Re: [PATCH v6 02/20] liveupdate: luo_core: integrate with KHO
From: Mike Rapoport <rppt@kernel.org>
Date: 2025-11-17 21:05:43
Also in:
linux-doc, linux-fsdevel, linux-mm, lkml
On Mon, Nov 17, 2025 at 01:29:47PM -0500, Pasha Tatashin wrote:
On Sun, Nov 16, 2025 at 2:16 PM Mike Rapoport [off-list ref] wrote:quoted
On Sun, Nov 16, 2025 at 09:55:30AM -0500, Pasha Tatashin wrote:quoted
On Sun, Nov 16, 2025 at 7:43 AM Mike Rapoport [off-list ref] wrote:quoted
quoted
+static int __init liveupdate_early_init(void) +{ + int err; + + err = luo_early_startup(); + if (err) { + pr_err("The incoming tree failed to initialize properly [%pe], disabling live update\n", + ERR_PTR(err));How do we report this to the userspace? I think the decision what to do in this case belongs there. Even if it's down to choosing between plain kexec and full reboot, it's still a policy that should be implemented in userspace.I agree that policy belongs in userspace, and that is how we designed it. In this specific failure case (ABI mismatch or corrupt FDT), the preserved state is unrecoverable by the kernel. We cannot parse the incoming data, so we cannot offer it to userspace. We report this state by not registering the /dev/liveupdate device. When the userspace agent attempts to initialize, it receives ENOENT. At that point, the agent exercises its policy: - Check dmesg for the specific error and report the failure to the fleet control plane.Hmm, this is not nice. I think we still should register /dev/liveupdate and let userspace discover this error via /dev/liveupdate ABIs.Not registering the device is the correct approach here for two reasons: 1. This follows the standard Linux driver pattern. If a driver fails to initialize its underlying resources (hardware, firmware, or in this case, the incoming FDT), it does not register a character device. 2. Registering a "zombie" device that exists solely to return errors adds significant complexity. We would need to introduce a specific "broken" state to the state machine and add checks to IOCTLs to reject commands with a specific error code.
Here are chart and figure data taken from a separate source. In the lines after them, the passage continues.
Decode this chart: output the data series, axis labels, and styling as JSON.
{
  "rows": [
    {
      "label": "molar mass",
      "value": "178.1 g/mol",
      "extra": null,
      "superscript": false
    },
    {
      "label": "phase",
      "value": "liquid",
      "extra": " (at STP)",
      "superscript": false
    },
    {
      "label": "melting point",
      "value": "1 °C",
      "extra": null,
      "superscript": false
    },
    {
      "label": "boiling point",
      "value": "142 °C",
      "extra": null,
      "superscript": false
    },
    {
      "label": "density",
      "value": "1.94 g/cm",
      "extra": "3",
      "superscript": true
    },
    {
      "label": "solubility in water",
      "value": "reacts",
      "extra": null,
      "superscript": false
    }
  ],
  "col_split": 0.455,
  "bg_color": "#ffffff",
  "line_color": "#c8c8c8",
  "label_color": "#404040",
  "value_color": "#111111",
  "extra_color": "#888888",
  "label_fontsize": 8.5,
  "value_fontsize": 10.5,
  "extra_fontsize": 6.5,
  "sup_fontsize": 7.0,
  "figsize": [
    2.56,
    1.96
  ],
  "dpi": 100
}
You can avoid that complexity if you register the device with a different fops, but that's technicality. Your point about treating the incoming FDT as an underlying resource that failed to initialize makes sense, but nevertheless userspace needs a reliable way to detect it and parsing dmesg is not something we should rely on.
Pasha
-- Sincerely yours, Mike.